The feral coupons are no longer accepted. The Department is printing out more coupons for owned cats. The same total number of cats will be neutered. Plus, a vet can accept an owned cat coupon and then neuter a feral cat. Who's to say it's not just scared. Nothing will change.

When Boks was running the show he actually did cause more cats to die. He refused feral cats and kittens telling people to TNR. The people just dumped the unneutered animals on the street and they multiplied. That's why cat intake and death went up.

Peter said...

Absolutely! Travis Longcore and Urban Wildlands Group aren’t the only ones to blame, of course—don’t forget the American Bird Conservancy, LA Audubon Society, and others. But if Longcore is taking most of the heat, it’s well deserved.

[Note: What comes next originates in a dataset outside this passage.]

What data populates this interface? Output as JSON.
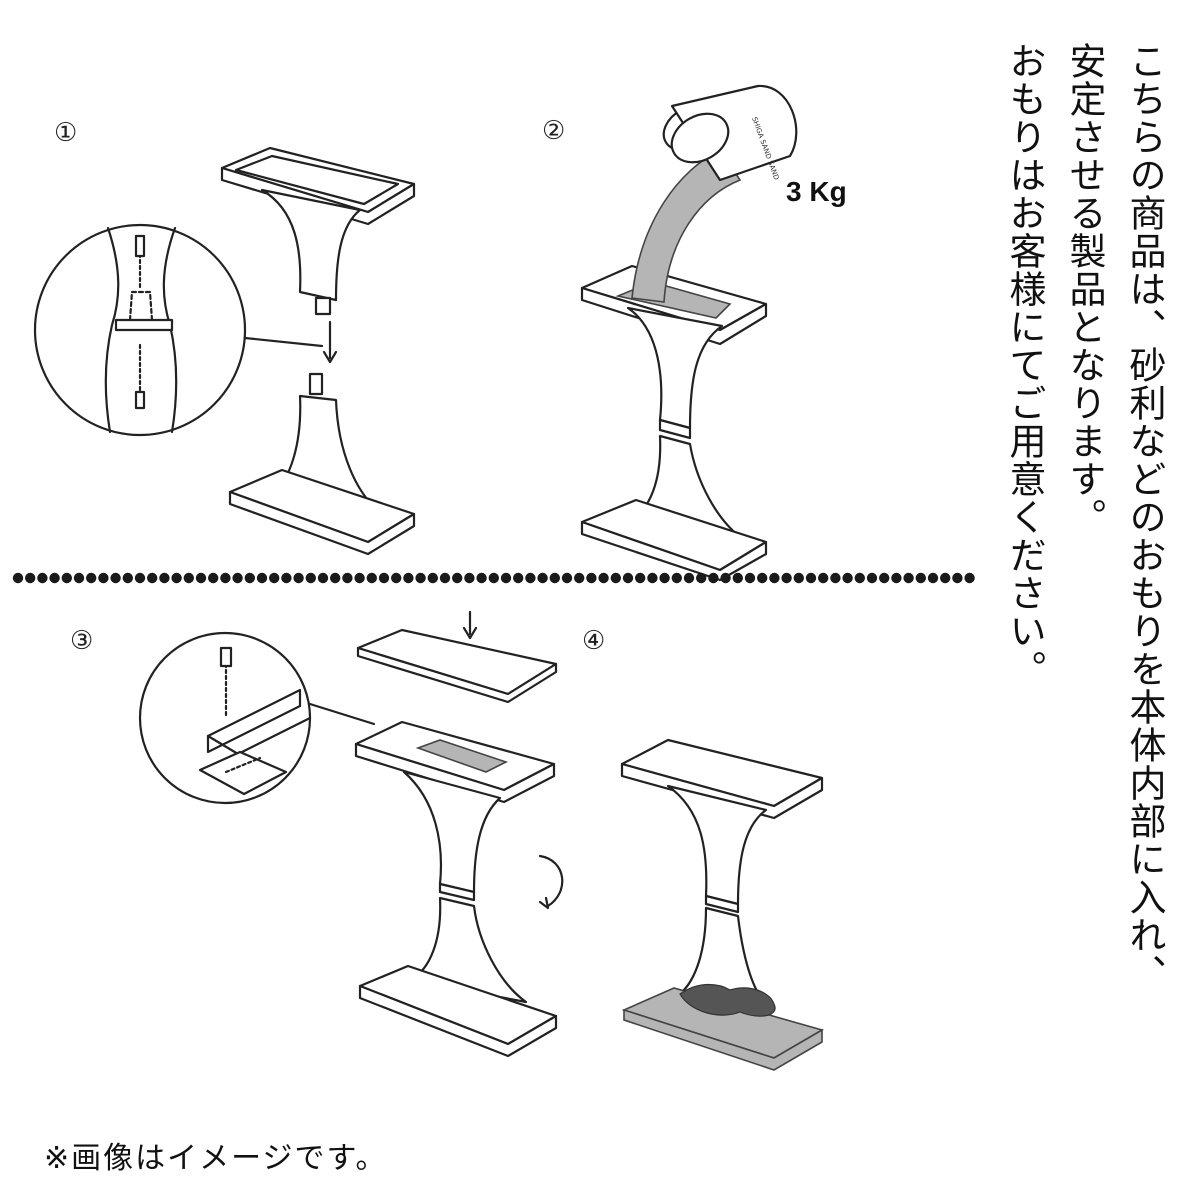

His essay in Conservation Biology last year—which, not surprisingly, is now posted all over the Web—is more or a marketing/PR piece than science article. Sadly, the media (including NPR and the LA Times) have taken Longcore at his word, blissfully ignoring the glaring omissions, contradictions, and bias in his article.

I think you’re exactly right: the current increase in euthanasia (which will only get worse) is exactly what Longcore and the others wanted. And, eventually, a population explosion that will—once an area’s carrying capacity is reached—require Mother Nature to “intervene” via disease, starvation, etc.

I think their “environmental concerns” were simply used as a legal tactic. I can’t imagine Los Angeles has the money to do an impact study—something Longcore surely knows. No, this case had little to do with the environment or wildlife at all.

This is one reason I started my blog, voxfelina.com—to untangle some of the problematic “science” surrounding the feral cat/TNR debate. And Longcore’s paper was among the first items on my to-do list!